Assistimos a inovações tecnológicas mais recentes, designadamente as facilidades de transmissão que permitem a impressão simultânea de um jornal em distintos pontos do país, os ganhos de velocidade de transmissão de textos e imagens com paginação finalizada no próprio local de reportagem, a possibilidade de reprodução, nos novos suportes electrónicos (vulgo Internet), dos órgãos de informação tradicionais, bem como a edição de órgãos exclusivamente «on-line».

As novas tecnologias da informação permitem a difusão instantânea da informação e das ideias a velocidades e a distâncias até há pouco tempo inimagináveis e criam possibilidades de interacção de tal forma extraordinárias, que muitos de nós fomos tentados pelo menos uma vez a acreditar que os novos processos dispensam a actividade de mediação que os jornalistas desempenham.

Mas, definitivamente, os jornalistas não são dispensáveis.
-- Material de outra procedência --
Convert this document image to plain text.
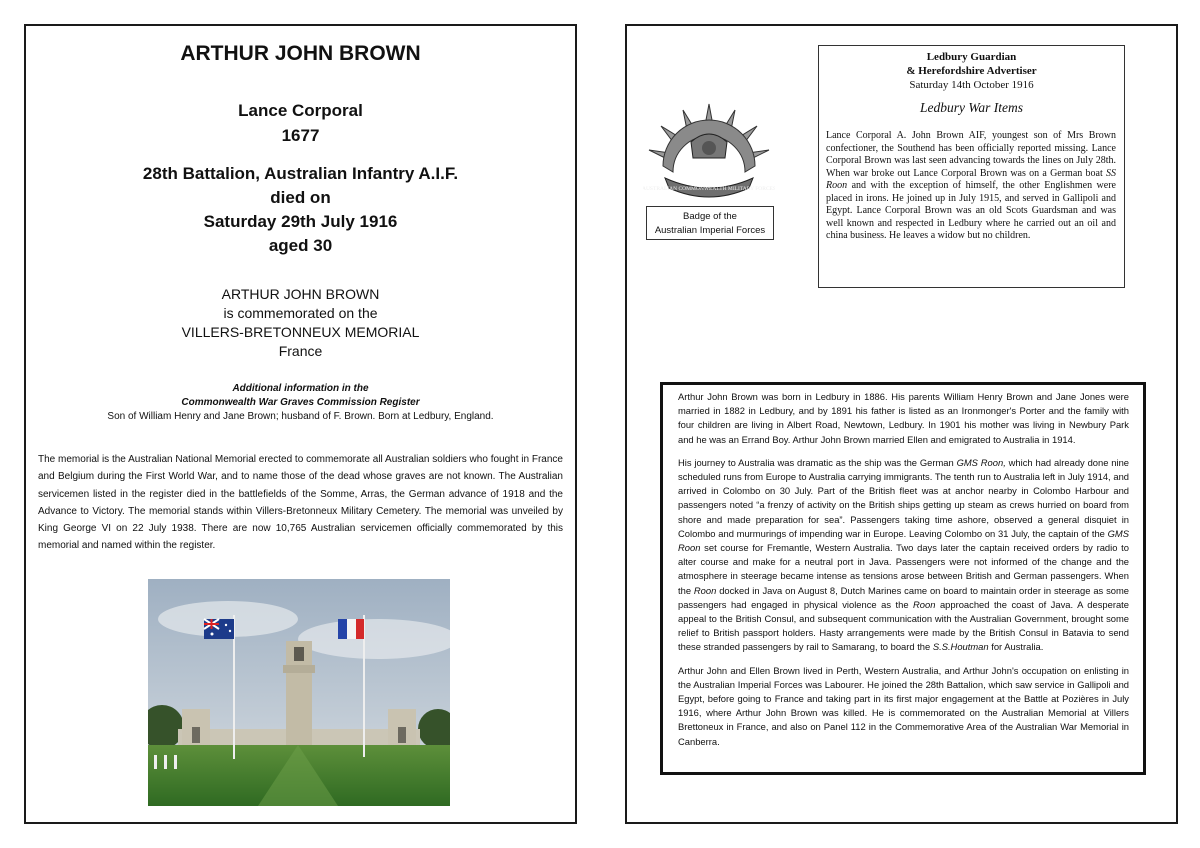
ARTHUR JOHN BROWN
Lance Corporal
1677
28th Battalion, Australian Infantry A.I.F.
died on
Saturday 29th July 1916
aged 30
ARTHUR JOHN BROWN
is commemorated on the
VILLERS-BRETONNEUX MEMORIAL
France
Additional information in the
Commonwealth War Graves Commission Register
Son of William Henry and Jane Brown; husband of F. Brown. Born at Ledbury, England.
The memorial is the Australian National Memorial erected to commemorate all Australian soldiers who fought in France and Belgium during the First World War, and to name those of the dead whose graves are not known. The Australian servicemen listed in the register died in the battlefields of the Somme, Arras, the German advance of 1918 and the Advance to Victory. The memorial stands within Villers-Bretonneux Military Cemetery. The memorial was unveiled by King George VI on 22 July 1938. There are now 10,765 Australian servicemen officially commemorated by this memorial and named within the register.
AUSTRALIAN COMMONWEALTH MILITARY FORCES
Badge of the
Australian Imperial Forces
Ledbury Guardian
& Herefordshire Advertiser
Saturday 14th October 1916
Ledbury War Items
Lance Corporal A. John Brown AIF, youngest son of Mrs Brown confectioner, the Southend has been officially reported missing. Lance Corporal Brown was last seen advancing towards the lines on July 28th. When war broke out Lance Corporal Brown was on a German boat SS Roon and with the exception of himself, the other Englishmen were placed in irons. He joined up in July 1915, and served in Gallipoli and Egypt. Lance Corporal Brown was an old Scots Guardsman and was well known and respected in Ledbury where he carried out an oil and china business. He leaves a widow but no children.

Arthur John Brown was born in Ledbury in 1886. His parents William Henry Brown and Jane Jones were married in 1882 in Ledbury, and by 1891 his father is listed as an Ironmonger's Porter and the family with four children are living in Albert Road, Newtown, Ledbury. In 1901 his mother was living in Newbury Park and he was an Errand Boy. Arthur John Brown married Ellen and emigrated to Australia in 1914.

His journey to Australia was dramatic as the ship was the German GMS Roon, which had already done nine scheduled runs from Europe to Australia carrying immigrants. The tenth run to Australia left in July 1914, and arrived in Colombo on 30 July. Part of the British fleet was at anchor nearby in Colombo Harbour and passengers noted “a frenzy of activity on the British ships getting up steam as crews hurried on board from shore and made preparation for sea”. Passengers taking time ashore, observed a general disquiet in Colombo and murmurings of impending war in Europe. Leaving Colombo on 31 July, the captain of the GMS Roon set course for Fremantle, Western Australia. Two days later the captain received orders by radio to alter course and make for a neutral port in Java. Passengers were not informed of the change and the atmosphere in steerage became intense as tensions arose between British and German passengers. When the Roon docked in Java on August 8, Dutch Marines came on board to maintain order in steerage as some passengers had engaged in physical violence as the Roon approached the coast of Java. A desperate appeal to the British Consul, and subsequent communication with the Australian Government, brought some relief to British passport holders. Hasty arrangements were made by the British Consul in Batavia to send these stranded passengers by rail to Samarang, to board the S.S.Houtman for Australia.

Arthur John and Ellen Brown lived in Perth, Western Australia, and Arthur John's occupation on enlisting in the Australian Imperial Forces was Labourer. He joined the 28th Battalion, which saw service in Gallipoli and Egypt, before going to France and taking part in its first major engagement at the Battle at Pozières in July 1916, where Arthur John Brown was killed. He is commemorated on the Australian Memorial at Villers Brettoneux in France, and also on Panel 112 in the Commemorative Area of the Australian War Memorial in Canberra.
E, por isso, as novas tecnologias constituem igualmente novas oportunidades de emprego, quer para os jovens que entram na profissão com competências apuradas neste domínio, quer para jornalistas com carreira estabelecida, que procuram novos caminhos profissionais ou encontraram nelas solução para o destino que tomaram, quando sobraram de alguma reestruturação ou os seus postos de trabalho pereceram nalguma falência.

Novas tecnologias representam também novos problemas, preocupando-nos especialmente aqueles que estão a pôr em crise velhos direitos, assim como antigas responsabilidades a que os jornalistas teimam em estar vinculados.

Começando por estas últimas: Ao contrário do que sucede com os órgãos de informação ditos tradicionais – imprensa, desde logo, mas também rádio e televisão -, a produção e disponibilização de novos suportes electrónicos não carece hoje legalmente de qualquer registo como título editorial, com a menção expressa do respectivo responsável e, muito menos, o depósito, em entidade idónea, de cópias das suas edições.

Na ausência de tais exigências, estão criadas as condições para que cidadãos cujos direitos – designadamente o direito à honra e ao bom nome – sejam violados não possam fazer prova das ofensas e ver ressarcidos os correspondentes prejuízos, de tal modo é volúvel o suporte electrónico.

Honro-me de integrar uma organização sindical que sempre defendeu o exercício responsável de uma profissão que corajosamente sabe estribar a reivindicação dos seus direitos na assunção plena das correspondentes obrigações ante a sociedade em matéria ética e deontológica, assim como na sua dimensão civil e criminal.

Por isso, o Sindicato dos Jornalistas inscreve na ordem do dia a exigência da rápida regulamentação desta actividade.

Quanto aos direitos, insistimos em colocar à frente os relativos à protecção da propriedade intelectual dos trabalhos jornalísticos, quer daqueles que são originalmente criados para um órgão de informação tradicional e depois são transcritos para as edições «on-line», quer dos que servem apenas de informação para a criação de outros trabalhos em edições electrónicas autónomas, quer, ainda, das produções completamente autónomas.

Quando falamos de direitos de autor para estes trabalhos, significa que reclamamos para os seus criadores o direito a uma retribuição adicional sempre que ocorre uma reutilização posterior à edição a que originalmente se destinavam.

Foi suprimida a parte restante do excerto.